Deligne complex and sheaf of chain complex

Question

Deligne complex $\mathbb{Z}(n)$ and some other complexes can be defined as follows, for example, in this paper, wikipedia and nlab, $$\mathbb{Z}(n):=(0\rightarrow \mathbb{Z}\rightarrow \Omega^0 \rightarrow \Omega^1 \cdots \rightarrow \Omega^{n-1}\rightarrow 0)$$

$$\mathbb{R}(n):=(0\rightarrow \mathbb{R}\rightarrow \Omega^0 \rightarrow \Omega^1 \cdots \rightarrow \Omega^{n-1}\rightarrow 0)$$

$$\ \ \ \Omega^{\bullet}:=(0\rightarrow \Omega^0 \rightarrow \Omega^1 \rightarrow \Omega^2 \cdots \rightarrow \Omega^{n}\rightarrow \cdots)$$

$$\Omega^{\bullet\geq n}:=(0\rightarrow 0 \rightarrow 0 \rightarrow 0 \cdots \rightarrow \Omega^{n}\rightarrow \cdots)$$

$$\Sigma^n\Omega^{n}_{clo}:=(0\rightarrow 0 \rightarrow 0 \rightarrow 0 \cdots \rightarrow \Omega^{n}_{clo}\rightarrow 0)\ $$ where $\mathbb{R}$ stands for locally constant real valued functions. It seems to me there are some relations among these complexes, such as:

1. $\Omega^{\bullet\geq n}\simeq\Sigma^n\Omega^{n}$
2. $\Sigma^n\Omega^{n}_{clo} \simeq \mathbb{R}(n)$
3. $\mathbb{Z}(n)$ is the homotopy pullback of $\Omega^{\bullet\geq n}\rightarrow \Omega^{n} \leftarrow \mathbb{Z}$.

These facts might be somewhat straightforward but I failed to figure out how it works. I would be appreciated for any details provided.

Answer 1

Your statements are not entirely true. The correct ones are:

1. $\Omega^{\bullet\geq n} \simeq \Sigma^n\Omega^n_{\mathrm{cl}}$;
2. $\Sigma^n\Omega^n_{\mathrm{cl}}\simeq \mathbb{R}(n)$;
3. $\mathbb{Z}(n)$ is the homotopy pullback of $\Omega^{\bullet\geq n}\to\Omega^{\bullet}\leftarrow\mathbb{Z}$.
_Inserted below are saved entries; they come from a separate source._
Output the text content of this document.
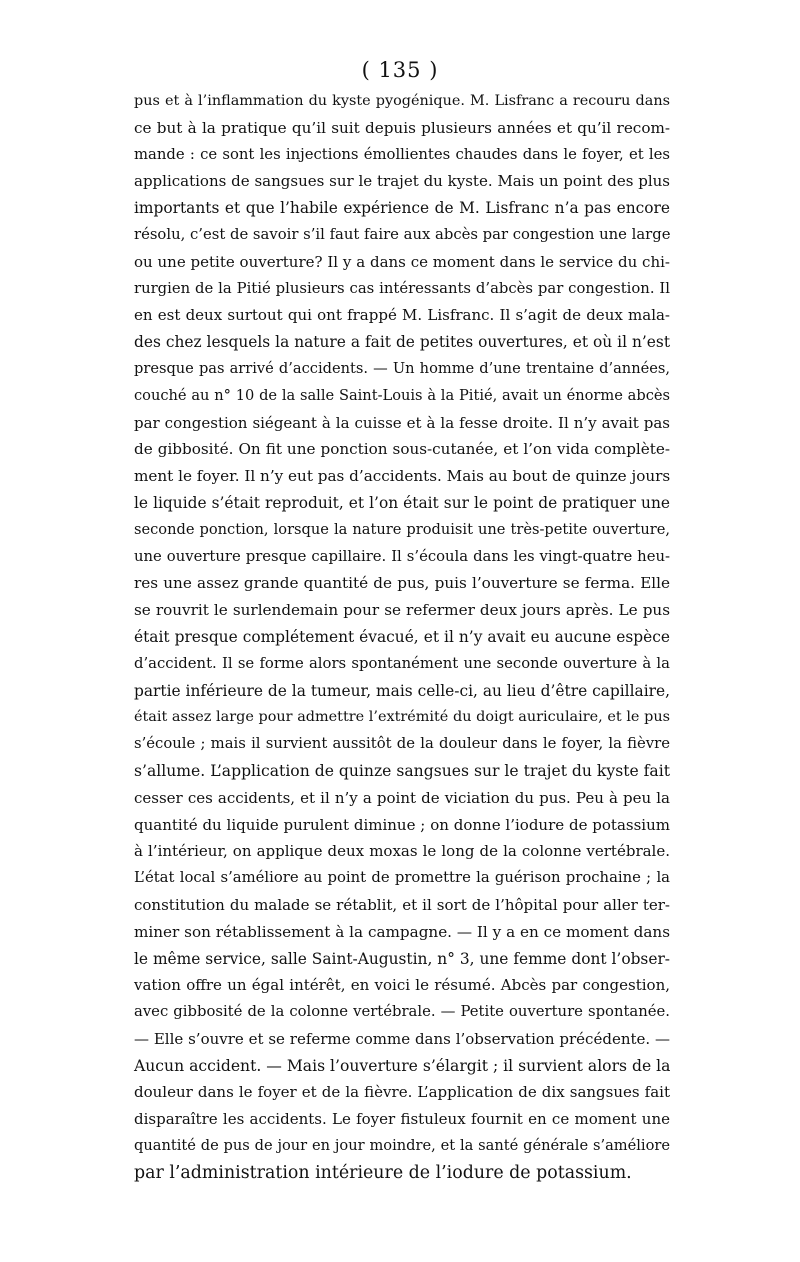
( 135 )
pus et à l’inflammation du kyste pyogénique. M. Lisfranc a recouru dans
ce but à la pratique qu’il suit depuis plusieurs années et qu’il recom-
mande : ce sont les injections émollientes chaudes dans le foyer, et les
applications de sangsues sur le trajet du kyste. Mais un point des plus
importants et que l’habile expérience de M. Lisfranc n’a pas encore
résolu, c’est de savoir s’il faut faire aux abcès par congestion une large
ou une petite ouverture? Il y a dans ce moment dans le service du chi-
rurgien de la Pitié plusieurs cas intéressants d’abcès par congestion. Il
en est deux surtout qui ont frappé M. Lisfranc. Il s’agit de deux mala-
des chez lesquels la nature a fait de petites ouvertures, et où il n’est
presque pas arrivé d’accidents. — Un homme d’une trentaine d’années,
couché au n° 10 de la salle Saint-Louis à la Pitié, avait un énorme abcès
par congestion siégeant à la cuisse et à la fesse droite. Il n’y avait pas
de gibbosité. On fit une ponction sous-cutanée, et l’on vida complète-
ment le foyer. Il n’y eut pas d’accidents. Mais au bout de quinze jours
le liquide s’était reproduit, et l’on était sur le point de pratiquer une
seconde ponction, lorsque la nature produisit une très-petite ouverture,
une ouverture presque capillaire. Il s’écoula dans les vingt-quatre heu-
res une assez grande quantité de pus, puis l’ouverture se ferma. Elle
se rouvrit le surlendemain pour se refermer deux jours après. Le pus
était presque complétement évacué, et il n’y avait eu aucune espèce
d’accident. Il se forme alors spontanément une seconde ouverture à la
partie inférieure de la tumeur, mais celle-ci, au lieu d’être capillaire,
était assez large pour admettre l’extrémité du doigt auriculaire, et le pus
s’écoule ; mais il survient aussitôt de la douleur dans le foyer, la fièvre
s’allume. L’application de quinze sangsues sur le trajet du kyste fait
cesser ces accidents, et il n’y a point de viciation du pus. Peu à peu la
quantité du liquide purulent diminue ; on donne l’iodure de potassium
à l’intérieur, on applique deux moxas le long de la colonne vertébrale.
L’état local s’améliore au point de promettre la guérison prochaine ; la
constitution du malade se rétablit, et il sort de l’hôpital pour aller ter-
miner son rétablissement à la campagne. — Il y a en ce moment dans
le même service, salle Saint-Augustin, n° 3, une femme dont l’obser-
vation offre un égal intérêt, en voici le résumé. Abcès par congestion,
avec gibbosité de la colonne vertébrale. — Petite ouverture spontanée.
— Elle s’ouvre et se referme comme dans l’observation précédente. —
Aucun accident. — Mais l’ouverture s’élargit ; il survient alors de la
douleur dans le foyer et de la fièvre. L’application de dix sangsues fait
disparaître les accidents. Le foyer fistuleux fournit en ce moment une
quantité de pus de jour en jour moindre, et la santé générale s’améliore
par l’administration intérieure de l’iodure de potassium.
Now let us justify these statements.

1. This follows sort of immediately from the Poincaré lemma. The Poincaré lemma can be interpreted as saying that the sequence $$ 0\to \mathbb{R}\to\Omega^0\to\Omega^1\to\ldots\to\Omega^n\to\Omega^{n+1}\to\ldots $$ of sheaves is exact. Therefore, $\Omega^{\bullet\geq n}$ is exact at all places except at the $n$-th place, and its cohomology there is of course given by $\mathrm{ker}(\Omega^n\to\Omega^{n+1})=\Omega^n_\mathrm{cl}$. This proves statement 1.
2. This also follows from the Poincaré lemma in its interpretation above. Namely, the Poincaré lemma implies that the complex $\mathbb{R}(n)$ is exact at all spots except at the $n$-th place (where $\Omega^{n-1}$ stands). Its cohomology there is given by $\Omega^{n-1}/\mathrm{im}(\Omega^{n-2}\to\Omega^{n-1})$, while $$\Omega^n_\mathrm{cl}=\mathrm{ker}(\Omega^n\to\Omega^{n+1})\cong\mathrm{im}(\Omega^{n-1}\to\Omega^n)\cong \Omega^{n-1}/{\mathrm{ker}(\Omega^{n-1}\to\Omega^n)}\cong\Omega^{n-1}/\mathrm{im}(\Omega^{n-2}\to\Omega^{n-1}),$$ where we again used exactness of the sequence of the Poincaré lemma.
3. Another application of the Poincaré lemma shows that $\Omega^\bullet\simeq\mathbb{R}$ (where $\mathbb{R}$ is seen as a complex concentrated in degree $0$). Combining statements 1. and 2., it thus suffices to show that the square $$ \require{AMScd} \begin{CD} \mathbb{Z}(n) @>>> \mathbb{Z}\\ @VVV @VVV\\ \mathbb{R}(n) @>>> \mathbb{R} \end{CD} $$ with the obvious maps is a homotopy pullback (here, $\mathbb{Z}$ is also a complex concentrated in degree $0$). In the model category of bounded below chain complexes with projective model structure (so that fibrations are degreewise epimorphisms), every object is fibrant, and the map $\mathbb{R}(n)\to\mathbb{R}$ is degreewise an epi as well, and hence a fibration. Therefore, the homotopy pullback of the cospan $\mathbb{R}(n)\to\mathbb{R}\leftarrow\mathbb{Z}$ is given by their strict pullback, and that is by direct inspection given by $\mathbb{Z}(n)$.